Language Access in Mortgage Banking

Language access is a growing priority for key mortgage industry regulators, including the Consumer Financial Protection Bureau (CFPB), the Department of Housing and Urban Development (HUD), and the Federal Housing Finance Agency (FHFA). MBA is working with regulators to ensure that regulations in this area are workable to serve the needs of limited English proficiency (LEP) borrowers. MBA will also assist in familiarizing lenders with applicable laws and regulations, both state and federal.


  • LEP individuals are those who do not speak English as their primary language or have a limited ability to read, speak, write or understand English.  The definition also includes individuals with sensory impairments, who are deaf or hard of hearing, or are blind or have visual impairments.
  • Census data show that nearly 9 percent of the U.S. population is limited in English proficiency. Approximately 16,350,000 (or 65 percent) of these individuals speak Spanish, while 1,660,000 (7 percent) speak Chinese, 850,000 (3 percent) speak Vietnamese, 620,000 (2 percent) speak Korean, and 530,000 (2 percent) speak Tagalog. Housing decisions that are based on LEP may have a greater impact on these and other groups because of their nationality.
  • Many lenders and servicers use call-in translation services and housing counseling services to assist LEP consumers.  
  • Where translation resources are limited, many homeowners rely on non-expert family members or friends to translate documents or interpret when communicating with lenders or servicers.  
  • Anecdotal evidence from consumer advocates suggests that many LEP borrowers have difficulties accessing loan account information and seeking loss mitigation assistance. These borrowers are said to be at higher risk of taking on a mortgage loan without understanding key terms.  


  • The Fair Housing Act prohibits both intentional housing discrimination and housing practices that have an unjustified discriminatory effect. People with limited English proficiency are not a protected class under the Fair Housing Act. However, the Act prohibits discrimination on seven protected bases, including national origin.
  • Because of the close nexus between limited English proficiency and national origin, the distinctions between intent and effects claims involving LEP and national origin are often subtle and can be difficult to discern.
  • Lenders and servicers should expect that examiners will more closely scrutinize a company's policies and procedures related to LEP borrowers.
  • Lenders will need to devote the resources necessary to make sure that existing policies and procedures comply with existing state and federal laws and regulations. They will also need to review their own lending data and policies to ensure that they have a process to be able to serve LEP borrowers, to minimize any need to turn away borrowers who might require additional assistance, and to minimize any misperception of discrimination based on language, and by proxy national origin.

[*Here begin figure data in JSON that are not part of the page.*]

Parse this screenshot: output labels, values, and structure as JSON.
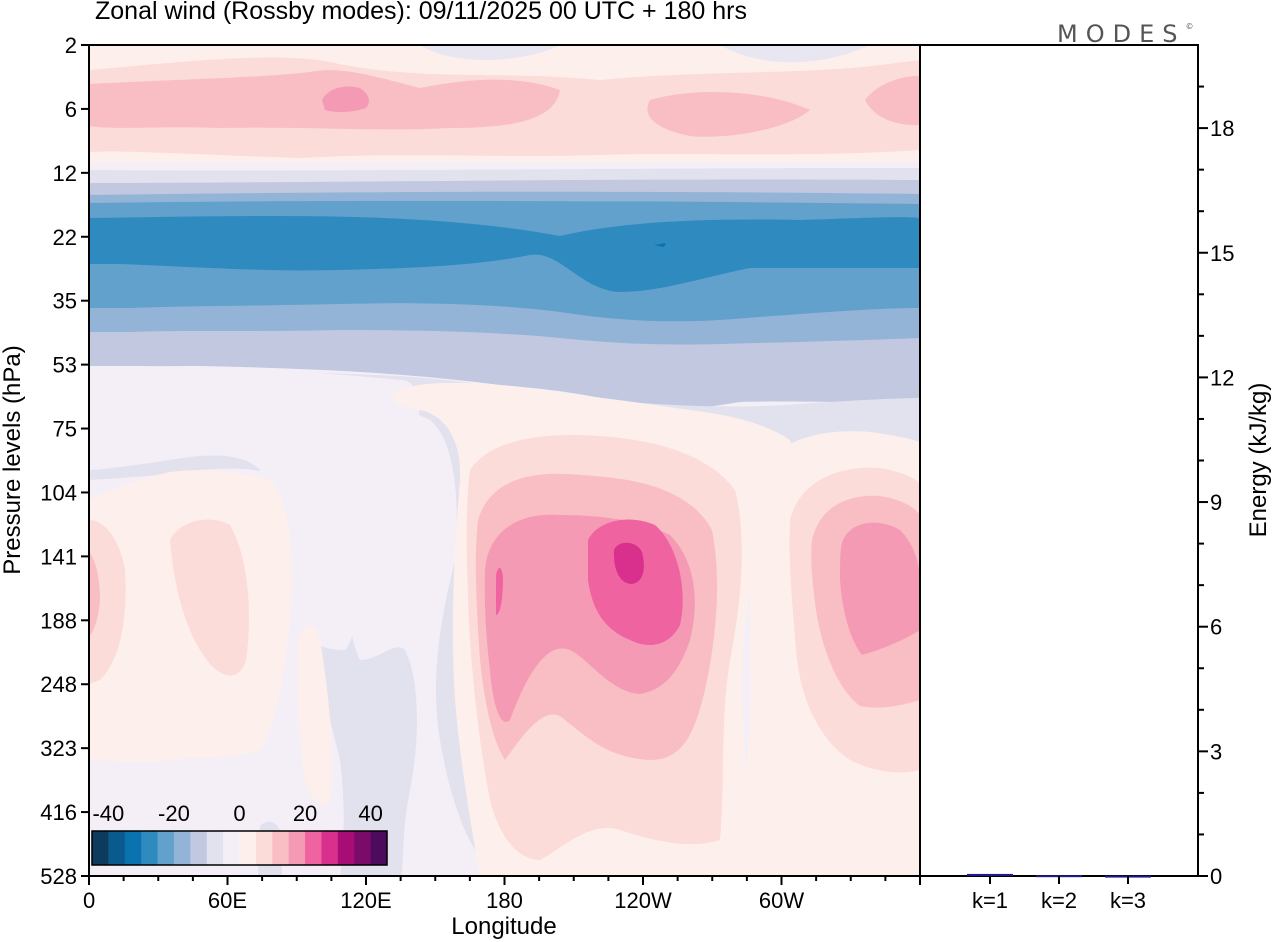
{
  "title": "Zonal wind (Rossby modes):  09/11/2025  00 UTC  + 180 hrs",
  "logo_text": "MODES",
  "logo_mark": "©",
  "chart_data": [
    {
      "type": "heatmap",
      "title": "Zonal wind (Rossby modes):  09/11/2025  00 UTC  + 180 hrs",
      "xlabel": "Longitude",
      "ylabel": "Pressure levels (hPa)",
      "x_ticks": [
        {
          "lon": 0,
          "label": "0"
        },
        {
          "lon": 60,
          "label": "60E"
        },
        {
          "lon": 120,
          "label": "120E"
        },
        {
          "lon": 180,
          "label": "180"
        },
        {
          "lon": 240,
          "label": "120W"
        },
        {
          "lon": 300,
          "label": "60W"
        }
      ],
      "xlim": [
        0,
        360
      ],
      "y_levels": [
        "2",
        "6",
        "12",
        "22",
        "35",
        "53",
        "75",
        "104",
        "141",
        "188",
        "248",
        "323",
        "416",
        "528"
      ],
      "colorbar": {
        "labels": [
          "-40",
          "-20",
          "0",
          "20",
          "40"
        ],
        "range": [
          -45,
          45
        ],
        "colors": [
          "#0c3b5e",
          "#0a5a8e",
          "#0b72b0",
          "#2f8ac0",
          "#62a1cb",
          "#93b4d6",
          "#c1c8e0",
          "#e2e1ee",
          "#f4eff6",
          "#fdf0ec",
          "#fcdcd8",
          "#f9bec3",
          "#f59ab5",
          "#f063a1",
          "#d8308c",
          "#a80d76",
          "#7b0b68",
          "#4c0b5d"
        ]
      },
      "fields": [
        {
          "region": "upper stratosphere easterly band",
          "level_range": [
            "2",
            "12"
          ],
          "value": 10
        },
        {
          "region": "core near 6 hPa at 120E",
          "level": "6",
          "value": 18
        },
        {
          "region": "westerly-negative jet",
          "level_range": [
            "12",
            "53"
          ],
          "min_value": -25
        },
        {
          "region": "positive maximum near 120W",
          "level": "141",
          "value": 28
        },
        {
          "region": "positive maximum near 20W",
          "level": "141",
          "value": 18
        },
        {
          "region": "negative region near 120E",
          "level_range": [
            "53",
            "528"
          ],
          "value": -5
        }
      ]
    },
    {
      "type": "bar",
      "ylabel": "Energy (kJ/kg)",
      "categories": [
        "k=1",
        "k=2",
        "k=3"
      ],
      "values": [
        0.05,
        0.02,
        0.01
      ],
      "ylim": [
        0,
        20
      ],
      "y_ticks": [
        "0",
        "3",
        "6",
        "9",
        "12",
        "15",
        "18"
      ],
      "bar_color": "#1f1a8a"
    }
  ]
}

 MBA's Position / Next Steps:

  • MBA will advocate that regulators issue clear, workable guidance and-where necessary-rules that provide reasonable standards to help serve LEP borrowers. 
  • MBA will engage members to determine what resources are already available and in use to help facilitate communication between mortgage lenders, servicers, and borrowers about what additional resources are needed.  
  • MBA also will engage members to identify legal, policy, and operational questions related to language access in both loan origination and servicing.
  • MBA will continue the dialogue with regulators and consumers advocates to better understand emerging goals and priorities related to language access, and communicate those goals to members.  
  • MBA will train members in current and future LEP requirements.